3. Collect and preserve evidence — blood for toxicology, vaginal swabs if chemical agent suspected, photography of injuries.
4. Report to police under BNSS Section 52 — injuries from criminal abortion constitute an offence; mandatory reporting applies.
5. Maintain patient confidentiality — the woman's identity is protected by the MTP Act's privacy provisions; however, the mandatory reporting duty to police under BNSS takes precedence over confidentiality where a criminal offence has occurred.
6. Do not name the abortionist based on the woman's statement — record her account verbatim as history; it is hearsay evidence. The police will investigate.
Dying declaration: If the woman's condition is critical and unlikely to survive, her statement about who performed the abortion should be recorded as a dying declaration (with a magistrate if possible; in emergency, before any competent witness including a doctor). A dying declaration is admissible as evidence in Indian law.

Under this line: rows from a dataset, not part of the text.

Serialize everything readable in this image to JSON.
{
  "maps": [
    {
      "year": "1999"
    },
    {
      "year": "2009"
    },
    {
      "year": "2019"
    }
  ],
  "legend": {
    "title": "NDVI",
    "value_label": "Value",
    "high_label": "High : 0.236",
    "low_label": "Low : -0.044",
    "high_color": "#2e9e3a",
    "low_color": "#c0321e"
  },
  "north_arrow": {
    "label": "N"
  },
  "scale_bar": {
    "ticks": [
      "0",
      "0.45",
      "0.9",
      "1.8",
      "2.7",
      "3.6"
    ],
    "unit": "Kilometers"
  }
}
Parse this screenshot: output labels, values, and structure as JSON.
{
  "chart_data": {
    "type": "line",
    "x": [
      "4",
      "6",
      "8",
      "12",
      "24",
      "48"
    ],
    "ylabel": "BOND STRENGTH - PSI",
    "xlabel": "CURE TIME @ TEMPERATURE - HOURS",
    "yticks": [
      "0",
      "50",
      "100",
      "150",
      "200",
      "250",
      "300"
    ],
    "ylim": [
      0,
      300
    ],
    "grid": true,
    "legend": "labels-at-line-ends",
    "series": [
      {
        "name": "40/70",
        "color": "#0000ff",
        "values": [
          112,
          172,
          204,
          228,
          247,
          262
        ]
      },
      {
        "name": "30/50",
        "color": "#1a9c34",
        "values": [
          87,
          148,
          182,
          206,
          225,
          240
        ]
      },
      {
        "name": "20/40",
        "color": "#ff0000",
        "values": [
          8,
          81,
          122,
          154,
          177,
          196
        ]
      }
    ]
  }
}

Doctor’s Flowchart for Suspected Criminal Abortion
CLINICAL PEARL
The most important MTP Act 2021 exam facts: (1) standard upper limit = 20 weeks (one doctor); (2) extended limit = 24 weeks for rape survivors, incest survivors, minors, differently abled women, and women with change of marital status — two doctors required; (3) beyond 24 weeks = Medical Board for substantial foetal abnormalities only. Always cite the MTP Amendment Act 2021, not the 1971 original. Many textbooks still cite the pre-2021 framework.
SELF-CHECK
A woman arrives at the emergency department after what appears to be an illegal abortion performed by a village midwife. She has signs of septicaemia and is haemodynamically compromised. The police call asking for a statement. The correct immediate action is:
A. Give the police a statement before treating the patient — evidence must be preserved first
B. Refuse all interaction with police until the patient is stable
C. Treat the woman immediately; concurrently document clinical findings; report to police under BNSS Section 52; collect blood for toxicology once treatment is initiated
D. Delay treatment until a magistrate arrives to record a dying declaration
Reveal Answer
Answer: C. Treat the woman immediately; concurrently document clinical findings; report to police under BNSS Section 52; collect blood for toxicology once treatment is initiated
Treatment is the immediate priority. Evidence collection (blood for toxicology, documentation of injuries) proceeds concurrently with treatment — it does not require delay. BNSS Section 52 reporting is mandatory. A dying declaration should be recorded if the patient's condition is critical and she is conscious — but this is done by a magistrate/witness, not by delaying treatment.
KEY TAKEAWAYS
Abortion is classified as spontaneous or induced (therapeutic/criminal). Clinical types: missed, incomplete, inevitable, septic, habitual, threatened. MTP Act 2021: up to 20 weeks — one doctor's opinion; up to 24 weeks for specific survivor categories (rape, incest, minors, differently abled, change of marital status, foetal malformations) — two doctors' opinions; beyond 24 weeks for substantial foetal abnormality — Medical Board required. MTP methods: mifepristone+misoprostol (up to 9-10 weeks), vacuum aspiration (up to 12-14 weeks), D&E, induction for later terminations. Criminal abortion methods: oral abortifacients, syringe/fluid injection (air embolism risk), instrumentation (cervical/uterine lacerations). Doctor's duties: treat first; document; collect evidence; report under BNSS Section 52; record dying declaration if indicated.
REFLECT
A woman who is 23 weeks pregnant presents stating she was sexually assaulted by a family member (incest). She wants termination. Work through the legal framework: (1) Is she eligible under the MTP Act 2021? (2) What is the gestational limit that applies? (3) How many doctors' opinions are required? (4) What documentation must you complete? (5) What confidentiality obligations apply?